Меня любили вы, подруги встречные,
чтоб позабыть на следующий день.
Я их не упрекал в такой забывчивости —
ведь я и сам их часто забывал.
Лишь только ночь уюта и отзывчивости —
я больше ничего от них не ждал.
Все стали улыбаться, конечно. Они на меня смотрели, прыская в кулаки: «Мальчик, в тебе что-то есть, если ты пишешь сейчас такие стихи!» Это, может быть, сорок седьмой или сорок шестой год…
Волков: То есть вам вообще лет пятнадцать? И вы писали стихи про неверных подруг…
Евтушенко: Ну фантазии, конечно!
Волков: Неужели в каких-то девчонок вы не влюблялись уже тогда? Не может этого быть! Пятнадцать лет – это же самый возраст!
Евтушенко: Я влюбился еще до войны. В первом классе у меня была любовь – Эля Румянцева. Она об этом даже не знала. Я просто ее тихо любил.
Волков: А ей вы стихи посвящали?
Евтушенко: Нет, нет. Но я что-то воображал. Мне Володя Соколов когда-то сказал: «Жень, ты, по-моему, прекрасно можешь обходиться без женщин с твоей фантазией!»
Волков: Возвращаясь к вашим отношениям с Досталем и как он вводил вас в литературную жизнь…
Евтушенко: Досталь мне открыл много поэтов, знакомил меня с ними. Он познакомил меня с Леонидом Мартыновым. Я был у него на 11-й Сокольнической, дом 11, квартира 11, всего один раз, но стихи его мне безумно нравились. Особенно книжка «Лукоморье», которая была раздолбана страшно Верой Инбер – от страха, наверное, за то, что она была племянницей Троцкого. Должно быть, спасалась этим, хотела выглядеть святее папы, бедная женщина.

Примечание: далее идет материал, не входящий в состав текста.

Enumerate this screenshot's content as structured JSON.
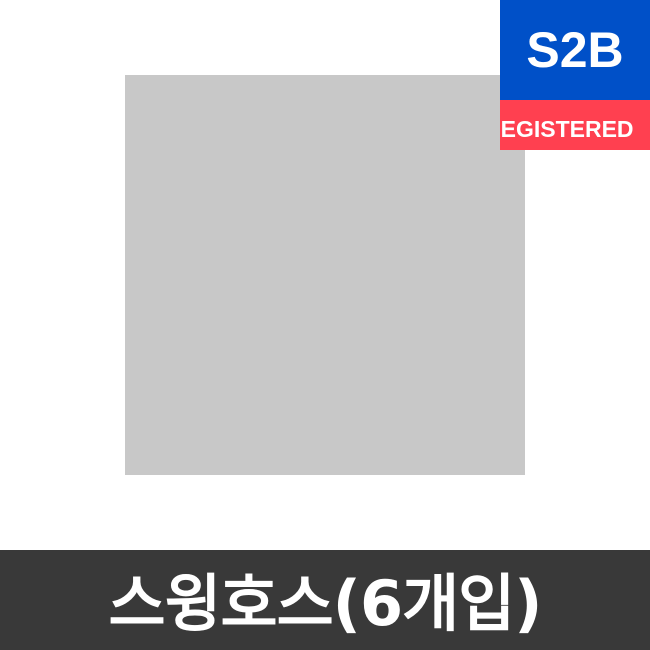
{
  "badge": {
    "title": "S2B",
    "subtitle": "REGISTERED",
    "top_color": "#0050c8",
    "bottom_color": "#ff4050"
  },
  "product": {
    "image_placeholder_color": "#c8c8c8"
  },
  "title_bar": {
    "text": "스윙호스(6개입)",
    "background_color": "#393939"
  }
}
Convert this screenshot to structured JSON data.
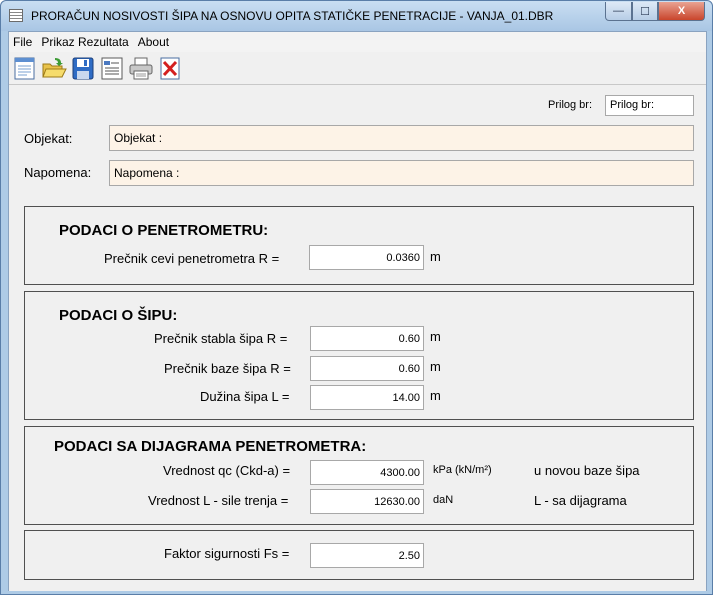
{
  "window": {
    "title": "PRORAČUN NOSIVOSTI ŠIPA NA OSNOVU OPITA STATIČKE PENETRACIJE - VANJA_01.DBR",
    "minimize_glyph": "—",
    "maximize_glyph": "☐",
    "close_glyph": "X"
  },
  "menu": {
    "file": "File",
    "results": "Prikaz Rezultata",
    "about": "About"
  },
  "toolbar_icons": [
    "new-document-icon",
    "open-folder-icon",
    "save-disk-icon",
    "report-icon",
    "printer-icon",
    "exit-icon"
  ],
  "header": {
    "prilog_label": "Prilog br:",
    "prilog_value": "Prilog br:",
    "objekat_label": "Objekat:",
    "objekat_value": "Objekat  :",
    "napomena_label": "Napomena:",
    "napomena_value": "Napomena :"
  },
  "penetrometar": {
    "title": "PODACI O PENETROMETRU:",
    "precnik_label": "Prečnik cevi penetrometra R =",
    "precnik_value": "0.0360",
    "precnik_unit": "m"
  },
  "sip": {
    "title": "PODACI O ŠIPU:",
    "stablo_label": "Prečnik stabla šipa R =",
    "stablo_value": "0.60",
    "stablo_unit": "m",
    "baza_label": "Prečnik baze šipa R =",
    "baza_value": "0.60",
    "baza_unit": "m",
    "duzina_label": "Dužina šipa  L =",
    "duzina_value": "14.00",
    "duzina_unit": "m"
  },
  "dijagram": {
    "title": "PODACI SA DIJAGRAMA  PENETROMETRA:",
    "qc_label": "Vrednost qc (Ckd-a) =",
    "qc_value": "4300.00",
    "qc_unit": "kPa (kN/m²)",
    "qc_note": "u novou baze šipa",
    "L_label": "Vrednost L - sile trenja =",
    "L_value": "12630.00",
    "L_unit": "daN",
    "L_note": "L - sa dijagrama"
  },
  "sigurnost": {
    "fs_label": "Faktor sigurnosti Fs =",
    "fs_value": "2.50"
  }
}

Волков: Но ведь Досталь вас публиковать не мог, он был всего лишь консультантом. А вот Тарасов[9], который вас действительно в первый раз напечатал…
Евтушенко: Причем напечатал стихи, которые ему не очень нравились. Тогда ломаной строкой практически не писал никто. Ну, Кирсанов, над которым мы посмеивались, Асеев[10], и ещё появился такой крошечный-крошечный Георгий Горностаев. А я был под влиянием Кирсанова больше даже, чем Маяковского, может быть. И я как-то экспериментировал с формой. Наровчатов тоже был моим литконсультантом, он уловил это.

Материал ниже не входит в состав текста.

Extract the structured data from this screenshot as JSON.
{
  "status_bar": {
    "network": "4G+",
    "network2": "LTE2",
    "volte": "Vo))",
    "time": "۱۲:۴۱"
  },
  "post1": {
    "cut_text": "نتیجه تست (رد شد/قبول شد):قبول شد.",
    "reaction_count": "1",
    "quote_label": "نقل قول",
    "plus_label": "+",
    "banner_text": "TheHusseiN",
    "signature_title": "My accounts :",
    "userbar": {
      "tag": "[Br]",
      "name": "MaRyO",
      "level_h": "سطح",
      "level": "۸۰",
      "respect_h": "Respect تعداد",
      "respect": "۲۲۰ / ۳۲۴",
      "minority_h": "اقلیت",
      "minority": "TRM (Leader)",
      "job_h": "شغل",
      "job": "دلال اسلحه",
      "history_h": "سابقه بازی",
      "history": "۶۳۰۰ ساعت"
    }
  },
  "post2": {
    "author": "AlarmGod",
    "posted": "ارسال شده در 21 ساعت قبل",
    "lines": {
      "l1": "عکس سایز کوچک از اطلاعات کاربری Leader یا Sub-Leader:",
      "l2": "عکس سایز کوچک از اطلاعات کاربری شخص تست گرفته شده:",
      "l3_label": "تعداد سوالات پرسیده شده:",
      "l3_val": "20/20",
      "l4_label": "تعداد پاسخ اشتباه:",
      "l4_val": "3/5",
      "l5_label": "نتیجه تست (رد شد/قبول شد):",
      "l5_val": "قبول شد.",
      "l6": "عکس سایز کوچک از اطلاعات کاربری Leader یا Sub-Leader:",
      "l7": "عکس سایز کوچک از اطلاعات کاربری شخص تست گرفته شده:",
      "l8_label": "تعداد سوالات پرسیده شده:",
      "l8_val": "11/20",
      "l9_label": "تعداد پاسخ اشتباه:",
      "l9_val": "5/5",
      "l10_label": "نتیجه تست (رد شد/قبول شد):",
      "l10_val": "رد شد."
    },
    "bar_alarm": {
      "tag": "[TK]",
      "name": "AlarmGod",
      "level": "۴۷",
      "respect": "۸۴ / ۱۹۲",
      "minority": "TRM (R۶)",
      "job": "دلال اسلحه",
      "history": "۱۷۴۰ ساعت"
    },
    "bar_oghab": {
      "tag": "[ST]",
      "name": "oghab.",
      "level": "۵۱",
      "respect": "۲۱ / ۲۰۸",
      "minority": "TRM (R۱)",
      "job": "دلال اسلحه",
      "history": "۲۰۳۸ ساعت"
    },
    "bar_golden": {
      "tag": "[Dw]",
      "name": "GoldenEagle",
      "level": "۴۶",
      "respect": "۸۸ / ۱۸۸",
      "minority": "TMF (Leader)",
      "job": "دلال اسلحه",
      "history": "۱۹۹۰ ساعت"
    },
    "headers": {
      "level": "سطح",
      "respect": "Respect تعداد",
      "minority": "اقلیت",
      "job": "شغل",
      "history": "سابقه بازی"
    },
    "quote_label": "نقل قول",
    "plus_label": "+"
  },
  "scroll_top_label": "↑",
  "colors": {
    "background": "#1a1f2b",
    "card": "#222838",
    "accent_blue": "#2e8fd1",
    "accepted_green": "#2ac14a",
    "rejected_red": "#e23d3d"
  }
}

Волков: Он это приветствовал?
Евтушенко: Да он просто вздрогнул! «Посмотри, какие у тебя есть вещи, сейчас никто так не пишет!» Потому что я решил зарифмовать весь русский словарь новыми рифмами, которых не было. И работал все время над этим словарем, который, к счастью, потерялся. Да он мне и не нужен был потом.
Волков: Потерялся или кто-то увел?
Евтушенко: Увели, конечно. Я даже догадываюсь кто, но могу и ошибиться. Презумпция невиновности для меня превыше всего. Но Наровчатов сразу заметил:
Хозяева, герои Киплинга,
бутылкой виски день встречают.
и кажется, что кровь средь кип легла
печатью на пакеты чая.
Или вот такие у меня попадались рифмы уже:
Шум снежных бурь в апреле стих <…>
Тайга в дремучей прелести
вся ластится ко мне.
Волков: То есть вы уже с пятнадцати лет сознательно экспериментировали с русским стихом? Вы как бы взяли себе не то что для подражания – для примера – эту линию от Маяковского?

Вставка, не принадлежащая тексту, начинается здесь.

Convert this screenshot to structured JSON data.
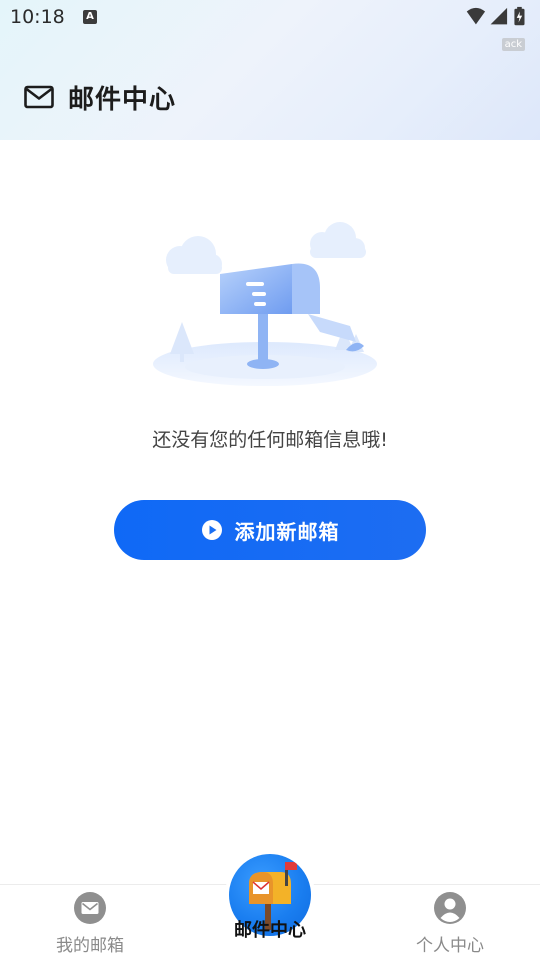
{
  "status_bar": {
    "time": "10:18",
    "a_glyph": "A",
    "ack_badge": "ack",
    "icons": [
      "wifi-icon",
      "signal-icon",
      "battery-charging-icon"
    ]
  },
  "header": {
    "title": "邮件中心",
    "icon": "mail-icon"
  },
  "empty_state": {
    "message": "还没有您的任何邮箱信息哦!",
    "illustration": "mailbox-illustration"
  },
  "add_button": {
    "label": "添加新邮箱",
    "icon": "play-circle-icon"
  },
  "tabbar": {
    "tabs": [
      {
        "label": "我的邮箱",
        "icon": "mailbox-tab-icon"
      },
      {
        "label": "邮件中心",
        "icon": "mailbox-fab-icon"
      },
      {
        "label": "个人中心",
        "icon": "profile-icon"
      }
    ]
  },
  "colors": {
    "accent": "#1a6ff3",
    "header_bg": "#e6eefb",
    "tab_inactive": "#8a8a8a"
  }
}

Евтушенко: Я наслаждался просто этим. Наслаждался! Как игрой. Мысли еще не было, никакой концепции мира не было, и поэтому стихи были такого плана. Вот сейчас я могу показать вам кусочки, которые я показывал в редакции «Советского спорта», и это удивляло всех.
Волков: То есть в поэзии советской была тогда такая засуха, что ваши поиски вызывали живой интерес?
Евтушенко: Да. Но это шло тоже и от фольклора, русский народ был просто замечательным «формалистом», мастером форм. «Народ-языкотворец», как говорил Маяковский.
Кашку слопал —
чашку об пол,
помянул отца и мать,
Вышел в круг,
в ладоши хлопнул
И пошел-пошел плясать.
Это завалиночная, так сказать, поэзия. 1947 год. Или:
Эту пляску в платках и монистах,
приподняв слегка от земли,
взяли под руки гармонисты
и как девушку повели.
А эта строфа была написана в 1948-м. Или я ловился на такие вещи:
Заря. Лимоны и лиманы.
Порт просыпается опять.
Меня, кстати, спросили: «Ну, как так… Откуда вы могли Гумилева тогда знать?» Я знал его прекрасно! Я любил Гумилева.
Когда-нибудь по-гумилевски
Сын поплывет в простор морской…
Или вот я что принес тогда Тарасову. Это уже 1949 год. Вот что ему понравилось:
Шел летний дождь, а струи пели.
Они плясали по панели
и, как стеклярусные нити,
свивались в розовом зените.
А гром гремел над головой,
как будто падали арбузы,
и капли звонкие, как бусы,
дождь рассыпал по мостовой.
Из перезвонов струй и гула,
дождь за веселье полюбив,
ты из дождя ко мне шагнула
вся – будто в звездах голубых!
Такой вошла ты в сердце прямо
с дождем в шумящих волосах,
с бровями, сшитыми упрямо,
и с небом августа в глазах.
Когда я прочел это Тарасову, он сказал: «Вы поэт! Вы будете поэтом». И сказал – у меня было «с бровями, слитыми упрямо» – сказал, что лучше «сшитыми». Я сразу: «Как хорошо! Можно?» – и тут же поставил, вот и осталась тарасовская строчка. У меня уже были какие-то вещи, которые…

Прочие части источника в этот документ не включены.